Patients who suffer with this condition manifest signs and symptoms of fluid and electrolyte imbalance, malnutrition and pain. Despite improvements in management and treatment modalities, mortality and morbidity rates remain high. This review aims to report on treatment innovations in this specialised field since 1980.
Method A systematic review of studies reporting on techniques and modalities in ECF treatment was undertaken. Studies reporting on treatment of ECFs in inflammatory bowel disease settings, and negative pressure wound management modalities were excluded in this review.

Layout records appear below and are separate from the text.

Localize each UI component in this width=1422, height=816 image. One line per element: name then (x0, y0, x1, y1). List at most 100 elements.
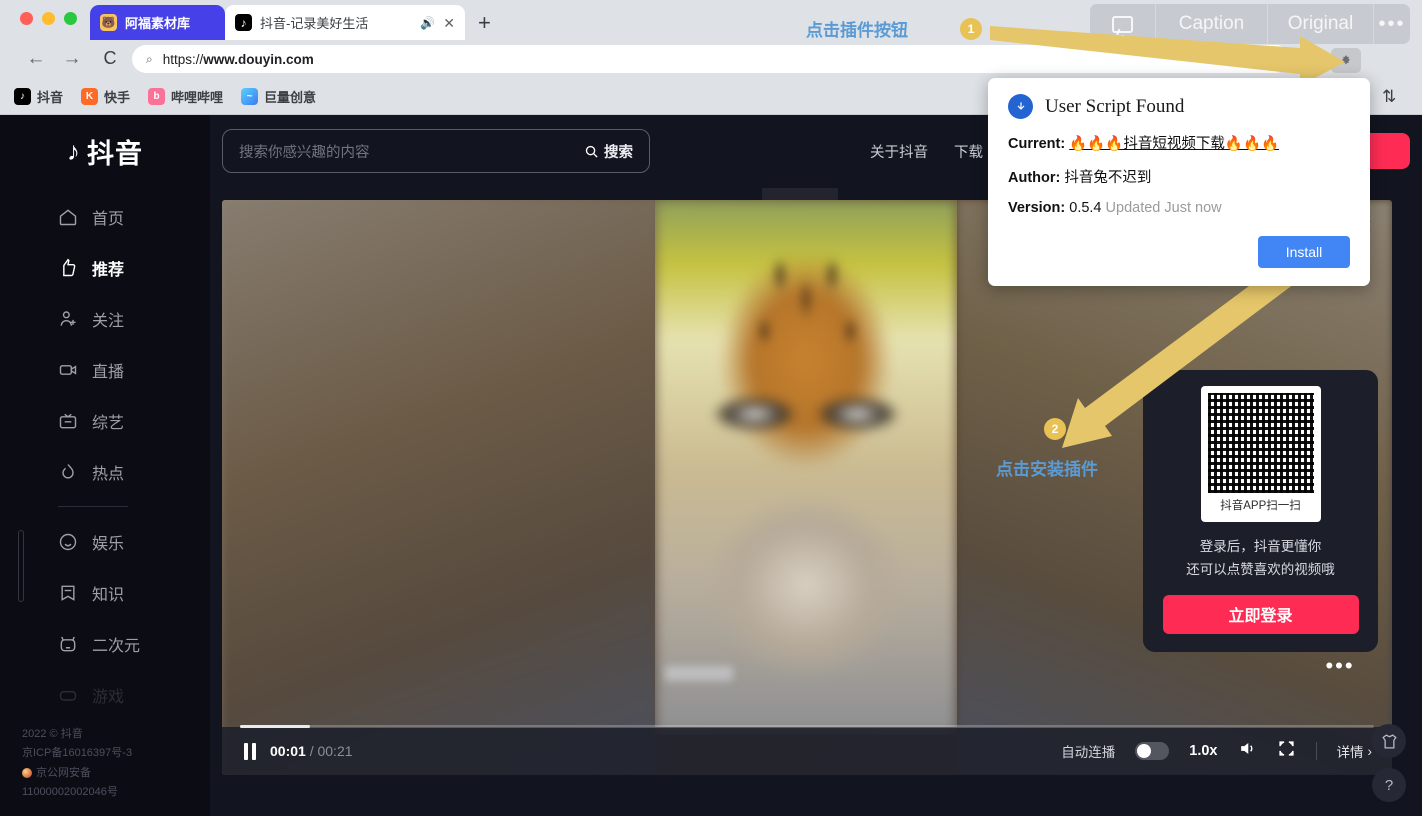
sidebar: ♪ 抖音 首页 推荐 关注 直播 (0, 115, 210, 816)
live-icon (58, 360, 78, 380)
address-bar[interactable]: ⌕ https://www.douyin.com (132, 45, 1290, 73)
sidebar-item-anime[interactable]: 二次元 (0, 618, 210, 669)
thumbs-up-icon (58, 258, 78, 278)
login-card: 抖音APP扫一扫 登录后，抖音更懂你 还可以点赞喜欢的视频哦 立即登录 (1143, 370, 1378, 652)
sidebar-item-knowledge[interactable]: 知识 (0, 567, 210, 618)
bookmark-star-icon[interactable]: ☆ (1300, 50, 1313, 67)
pause-icon[interactable] (244, 743, 256, 760)
new-tab-button[interactable]: + (478, 10, 491, 36)
search-icon: ⌕ (146, 52, 153, 67)
home-icon (58, 207, 78, 227)
back-button[interactable]: ← (24, 48, 48, 70)
more-options-button[interactable]: ••• (1325, 659, 1354, 673)
douyin-logo[interactable]: ♪ 抖音 (0, 123, 210, 179)
sidebar-item-game[interactable]: 游戏 (0, 669, 210, 720)
detail-button[interactable]: 详情 › (1337, 741, 1373, 761)
tv-icon (58, 411, 78, 431)
icp-text[interactable]: 京ICP备16016397号-3 (22, 744, 132, 763)
popup-author-row: Author: 抖音兔不迟到 (1008, 166, 1350, 187)
login-description: 登录后，抖音更懂你 还可以点赞喜欢的视频哦 (1186, 535, 1335, 582)
minimize-window-button[interactable] (42, 12, 55, 25)
sidebar-nav: 首页 推荐 关注 直播 综艺 (0, 191, 210, 720)
bookmark-bilibili[interactable]: b 哔哩哔哩 (148, 87, 223, 106)
close-window-button[interactable] (20, 12, 33, 25)
playback-speed-button[interactable]: 1.0x (1189, 743, 1217, 759)
copyright-text: 2022 © 抖音 (22, 725, 132, 744)
bilibili-icon: b (148, 88, 165, 105)
help-icon[interactable]: ? (1372, 768, 1406, 802)
maximize-window-button[interactable] (64, 12, 77, 25)
sidebar-scrollbar[interactable] (18, 530, 24, 602)
qr-code-container[interactable]: 抖音APP扫一扫 (1201, 386, 1321, 522)
window-traffic-lights[interactable] (20, 12, 77, 25)
navigation-bar: ← → C ⌕ https://www.douyin.com ☆ ⇅ (0, 40, 1422, 78)
search-placeholder: 搜索你感兴趣的内容 (239, 141, 370, 162)
video-author-name-blurred (665, 666, 733, 681)
video-blur-left (222, 200, 657, 775)
search-button-label: 搜索 (604, 141, 633, 162)
video-player[interactable]: ✕ 7.8w 2.1w (222, 200, 1392, 775)
bookmark-douyin[interactable]: ♪ 抖音 (14, 87, 63, 106)
sidebar-item-entertainment[interactable]: 娱乐 (0, 516, 210, 567)
current-script-link[interactable]: 🔥🔥🔥抖音短视频下载🔥🔥🔥 (1069, 136, 1279, 152)
search-button[interactable]: 搜索 (584, 141, 633, 162)
reload-icon[interactable]: C (98, 48, 122, 69)
gov-record[interactable]: 京公网安备 (22, 764, 132, 783)
anime-icon (58, 634, 78, 654)
fullscreen-icon[interactable] (1277, 739, 1296, 763)
current-label: Current: (1008, 136, 1065, 152)
bookmark-kuaishou[interactable]: K 快手 (81, 87, 130, 106)
tampermonkey-icon[interactable] (1331, 48, 1361, 73)
video-content-detail (741, 243, 871, 403)
logo-text: 抖音 (87, 132, 143, 171)
address-bar-url: https://www.douyin.com (163, 52, 314, 67)
topnav-download[interactable]: 下载 (954, 141, 983, 162)
updated-text: Updated Just now (1106, 200, 1222, 216)
author-label: Author: (1008, 170, 1060, 186)
volume-icon[interactable] (1238, 739, 1257, 763)
close-icon[interactable]: ✕ (443, 16, 455, 30)
sidebar-item-label: 热点 (92, 460, 124, 484)
original-button[interactable]: Original (1268, 4, 1374, 44)
popup-version-row: Version: 0.5.4 Updated Just now (1008, 200, 1350, 216)
search-input[interactable]: 搜索你感兴趣的内容 搜索 (222, 129, 650, 173)
popup-header: User Script Found (1008, 94, 1350, 119)
game-icon (58, 685, 78, 705)
fire-icon (58, 462, 78, 482)
sidebar-item-variety[interactable]: 综艺 (0, 395, 210, 446)
gov-badge-icon (22, 768, 32, 778)
tshirt-icon[interactable] (1372, 724, 1406, 758)
sidebar-item-home[interactable]: 首页 (0, 191, 210, 242)
sidebar-item-live[interactable]: 直播 (0, 344, 210, 395)
caption-button[interactable]: Caption (1156, 4, 1268, 44)
forward-button[interactable]: → (60, 48, 84, 70)
annotation-text-2: 点击安装插件 (996, 455, 1098, 480)
install-button[interactable]: Install (1258, 236, 1350, 268)
bookmark-label: 快手 (104, 87, 130, 106)
tab-douyin[interactable]: ♪ 抖音-记录美好生活 🔊 ✕ (225, 5, 465, 40)
overlay-more-icon[interactable]: ••• (1374, 4, 1410, 44)
autoplay-toggle[interactable] (1135, 742, 1169, 760)
version-label: Version: (1008, 200, 1065, 216)
sidebar-item-follow[interactable]: 关注 (0, 293, 210, 344)
tab-title: 抖音-记录美好生活 (260, 13, 368, 32)
tab-afu[interactable]: 🐻 阿福素材库 (90, 5, 225, 40)
kuaishou-icon: K (81, 88, 98, 105)
sidebar-item-label: 首页 (92, 205, 124, 229)
bookmark-label: 巨量创意 (264, 87, 316, 106)
sidebar-item-hot[interactable]: 热点 (0, 446, 210, 497)
music-note-icon: ♪ (67, 136, 81, 167)
chat-bubble-icon[interactable] (1090, 4, 1156, 44)
sidebar-item-recommend[interactable]: 推荐 (0, 242, 210, 293)
search-icon (584, 144, 599, 159)
sidebar-item-label: 关注 (92, 307, 124, 331)
sidebar-divider (58, 506, 128, 507)
login-button[interactable]: 立即登录 (1163, 595, 1359, 634)
topnav-about[interactable]: 关于抖音 (870, 141, 928, 162)
sidebar-item-label: 直播 (92, 358, 124, 382)
bookmark-juliang[interactable]: ~ 巨量创意 (241, 87, 316, 106)
progress-bar[interactable] (240, 725, 1374, 728)
popup-title: User Script Found (1045, 96, 1184, 118)
tab-audio-icon[interactable]: 🔊 (420, 16, 435, 30)
video-stage: ⌄ ✕ 7.8w (222, 200, 1392, 815)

Results Thirty-six studies met the inclusion criteria. 32 were case series with small numbers, one was a case controlled study and three were systematic reviews/meta analysis. The newer modalities that have been described fell into the following categories: endoscopic (eight case series), surgical (six case series), percutaneous techniques (six case series and one case controlled study), other therapies (two case series) and pharmacological (10 case series and three systematic reviews/meta-analysis).
Conclusion These studies describe the newer modalities of ECF management. There is a paucity of randomised controlled trials due to the tenuous and protracted treatment requirements for this condition. The current standard of parenteral nutrition, control of sepsis, fluid and electrolyte homeostasis, wound care and a carefully timed definitive surgical procedure, form the core of its treatment. The described techniques generally attempt to reduce fistula output or mechanically occlude the fistulous tract. The newer modalities are not well-established and in most cases, act as adjuncts to the current standard therapies in ECF management. This review enables clinicians to objectively explore available therapies to treat this difficult condition and may allow for targeted approaches to be utilised in treating these patients.
Disclosure of interest None Declared.